Monday, October 31, 2011

FTL Neutrino Predictions

I thought I'd jot down my ideas about the recent OPERA superluminal neutrinos at CERN.  In case you hadn't heard, the experiment found neutrinos that (as far as they can tell) move slightly faster than the speed of light.

If correct, this is a big deal, since "faster than light" in one reference frame means "back in time" in another.  Being able to send information back in time would lead to implausible, crazy new technology.

My best guess as to what's going on is that there’s a systematic error in OPERA we haven’t found yet.
My second best guess: light actually travels a little slower than c, at least around Earth. This could be due to interaction with some unknown particle cloud that’s consistently uniform and has a refractive index of 1.0002.

No, this isn’t the aether, and this isn’t experimentally contradicted by the fact that the speed of light doesn’t change as the Earth changes velocity through this field. Just as the speed of light through a moving glass rod isn’t greater or smaller than through a still glass rod (neglecting dispersion, which comes into play as the Doppler-shifted frequency of light causes n to change slightly), moving through this weakly-interacting particle background doesn’t change the observed velocity of light, unless the medium is dispersive. A good assumption would be the medium isn't noticeably dispersive: whatever transitions the light interacts with are of such high energy that photons we generate all look about the same, and dispersion isn’t measurable.

Heck, the medium could even be dark matter. This hypothesis solves a bunch of problems, like why the neutrinos from the 1987A supernova were coincident with (and not before) the photons. Under this hypothesis, the photons traveling though deep interstellar space would not be slowed by the presumably rarefied dark matter there.
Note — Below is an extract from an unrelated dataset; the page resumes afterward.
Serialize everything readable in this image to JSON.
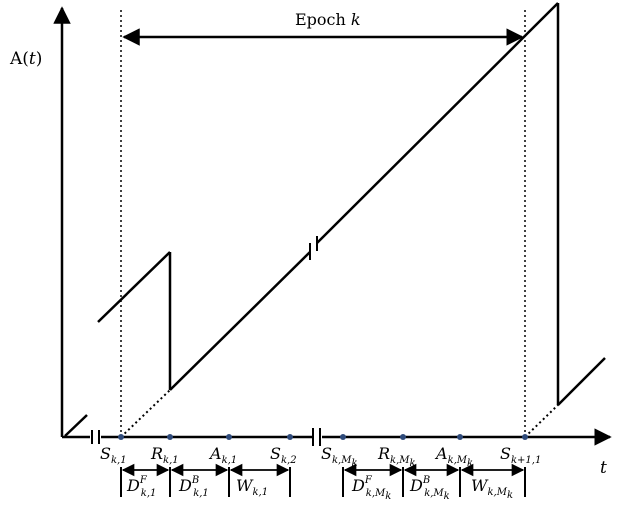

Like I said, my money’s still on the possibility that there’s a systematic experimental error at OPERA. However, I find the idea of a vacuum/dark matter refractive index a lot more palatable than particles that violate causality. I haven’t yet heard a good reason to discredit this idea, so I thought I’d post it.
Background: I have an honours physics undergrad degree, but I’m now a neuroscientist. None of my colleagues are capable of evaluating this idea; if it’s rubbish please don’t hesitate to point out why.